The new center and both microscopes are being financed by Empire State Development's Transformative Investment Program for $15 million. The aim is to provide an advanced research space that ultimately will allow Brookhaven scientists and visiting researchers from the United States and beyond to broach novel scientific inquiries using the two instruments. Empire State Development is the state's chief economic development agency.

McSweeney, who is also director of the photon science division at Brookhaven, said he and his colleagues at the lab are excited about the research possibilities that await with two cryo-electron microscopes.

The devices are a breakthrough concept in microscopy because they generate exceptional details in images of biological structures, McSweeney said.

Electron microscopy, in general, is characterized by high magnification and resolution but differs fundamentally from standard microscopes because instead of light, accelerated electron beams are passed through specimens to generate an image.  Electron microscopes have been used for decades.

Cryo-electron microscopy — cryo-EM — is a recent giant leap beyond other types of electron microscopes, allowing researchers to capture specimen images at supercold — cryogenic — temperatures, about minus 189 degrees Fahrenheit, and in some instances, lower still.

"It's like taking snapshots, many thousands of images," McSweeney said of a process that allows scientists to reveal intimate three-dimensional details of biological structures such as proteins and protein complexes.

Proteins are the basic building blocks of all human tissues, and these infinitesimal structures are capable of spiraling, folding and refolding in countless ways.
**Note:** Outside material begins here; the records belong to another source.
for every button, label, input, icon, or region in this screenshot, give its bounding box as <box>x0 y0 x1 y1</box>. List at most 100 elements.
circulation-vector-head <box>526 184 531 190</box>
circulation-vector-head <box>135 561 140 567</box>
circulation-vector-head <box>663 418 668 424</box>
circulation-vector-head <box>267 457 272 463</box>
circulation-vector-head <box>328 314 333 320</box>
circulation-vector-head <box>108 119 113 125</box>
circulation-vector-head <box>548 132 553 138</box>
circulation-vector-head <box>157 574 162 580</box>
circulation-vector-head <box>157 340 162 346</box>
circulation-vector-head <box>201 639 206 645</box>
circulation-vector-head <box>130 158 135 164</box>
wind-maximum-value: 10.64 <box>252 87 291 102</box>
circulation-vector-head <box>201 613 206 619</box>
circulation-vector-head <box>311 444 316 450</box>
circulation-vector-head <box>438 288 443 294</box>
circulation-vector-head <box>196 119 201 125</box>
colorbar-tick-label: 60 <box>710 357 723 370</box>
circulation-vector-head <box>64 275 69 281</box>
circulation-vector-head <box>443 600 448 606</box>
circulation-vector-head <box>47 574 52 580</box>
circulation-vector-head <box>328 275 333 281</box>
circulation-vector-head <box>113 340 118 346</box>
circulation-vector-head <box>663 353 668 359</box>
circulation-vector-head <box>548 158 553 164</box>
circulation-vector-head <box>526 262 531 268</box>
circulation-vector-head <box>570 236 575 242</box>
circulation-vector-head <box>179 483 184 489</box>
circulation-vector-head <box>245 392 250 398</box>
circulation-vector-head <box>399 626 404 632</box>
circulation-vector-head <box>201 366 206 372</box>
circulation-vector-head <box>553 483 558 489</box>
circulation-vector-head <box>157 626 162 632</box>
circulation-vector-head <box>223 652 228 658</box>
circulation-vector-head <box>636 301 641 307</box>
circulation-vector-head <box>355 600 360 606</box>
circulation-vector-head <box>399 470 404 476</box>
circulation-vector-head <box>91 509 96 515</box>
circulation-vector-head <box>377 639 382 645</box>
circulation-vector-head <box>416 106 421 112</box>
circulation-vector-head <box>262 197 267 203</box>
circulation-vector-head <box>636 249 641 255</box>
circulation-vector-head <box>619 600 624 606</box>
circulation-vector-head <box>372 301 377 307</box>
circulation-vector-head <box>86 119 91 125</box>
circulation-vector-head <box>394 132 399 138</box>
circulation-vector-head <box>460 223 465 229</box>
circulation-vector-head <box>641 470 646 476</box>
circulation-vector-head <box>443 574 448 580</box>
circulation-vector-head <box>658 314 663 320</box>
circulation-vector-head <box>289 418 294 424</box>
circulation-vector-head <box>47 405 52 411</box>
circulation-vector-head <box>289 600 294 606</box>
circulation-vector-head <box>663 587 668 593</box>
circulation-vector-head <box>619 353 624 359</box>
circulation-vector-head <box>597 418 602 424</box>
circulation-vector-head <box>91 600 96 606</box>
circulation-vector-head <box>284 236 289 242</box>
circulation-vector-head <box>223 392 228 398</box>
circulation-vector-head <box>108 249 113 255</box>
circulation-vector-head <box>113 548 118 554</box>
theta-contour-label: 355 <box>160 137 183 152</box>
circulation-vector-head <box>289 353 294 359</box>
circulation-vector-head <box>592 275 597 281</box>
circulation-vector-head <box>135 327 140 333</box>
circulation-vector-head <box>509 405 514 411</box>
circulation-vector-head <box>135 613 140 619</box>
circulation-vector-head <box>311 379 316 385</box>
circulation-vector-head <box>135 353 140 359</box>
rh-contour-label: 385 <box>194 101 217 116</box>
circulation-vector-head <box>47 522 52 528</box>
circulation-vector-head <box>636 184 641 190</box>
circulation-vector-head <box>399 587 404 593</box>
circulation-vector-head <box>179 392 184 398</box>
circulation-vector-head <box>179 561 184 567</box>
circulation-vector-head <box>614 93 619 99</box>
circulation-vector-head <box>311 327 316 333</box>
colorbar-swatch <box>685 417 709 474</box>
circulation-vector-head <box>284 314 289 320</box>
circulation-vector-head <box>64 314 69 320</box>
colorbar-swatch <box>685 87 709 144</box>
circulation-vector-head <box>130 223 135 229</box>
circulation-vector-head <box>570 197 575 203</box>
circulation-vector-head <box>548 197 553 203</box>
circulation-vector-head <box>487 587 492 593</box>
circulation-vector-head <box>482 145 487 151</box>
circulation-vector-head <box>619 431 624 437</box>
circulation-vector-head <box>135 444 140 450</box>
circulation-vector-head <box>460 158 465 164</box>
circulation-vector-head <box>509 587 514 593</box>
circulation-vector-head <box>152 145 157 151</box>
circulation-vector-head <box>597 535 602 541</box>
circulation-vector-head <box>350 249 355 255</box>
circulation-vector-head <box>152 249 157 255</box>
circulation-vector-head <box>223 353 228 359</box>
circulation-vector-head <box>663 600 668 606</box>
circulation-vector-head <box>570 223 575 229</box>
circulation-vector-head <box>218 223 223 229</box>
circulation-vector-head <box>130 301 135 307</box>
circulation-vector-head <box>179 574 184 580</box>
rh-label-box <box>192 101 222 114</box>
Understanding them at the atomic level, McSweeney said, can uncloak nature's deepest secrets about the states of health and disease. 

Moreover, exploring biological structures under extraordinarily frigid conditions allows atoms to remain intact as scientists eavesdrop on them via the device, McSweeney said. 

"This is technology that has received a lot of recognition over the last several years," McSweeney said, noting that cryo-EM even aided a New York scientist who won a Nobel Prize.

Joachim Frank, a professor of biochemistry and molecular biophysics at Columbia University in Manhattan, shared the 2017 Nobel in chemistry with two other scientists for developing cryo-EM as a method of studying biological structures in high resolutions. 

In past decades, researchers turned to X-ray crystallography as a way to discern molecular structures. Cryo-EM facilitates the study of molecules that eluded the older science. 

“Cryo-electron microscopy can significantly accelerate scientists’ understanding of molecular structures and processes, leading to positive impacts in understanding disease and the discovery of new drugs," said Doon Gibbs, director of Brookhaven National Laboratory.

Legislators see the new developments at Brookhaven as having an impact beyond the basic science.

"This state investment will support thousands of jobs and create a culture of innovation right here in Suffolk County," County Executive Steve Bellone said in a statement.

Suffolk County Legis. Al Krupski, whose district includes Brookhaven National Laboratory, envisions those same advantages, but the potential boon to medical research as well.

McSweeney is excited because the research that can be performed via cryo-EM will, in many instances, allow scientists to image the basic machinery of life itself: "We’re trying to understand function by better understanding structure," he said.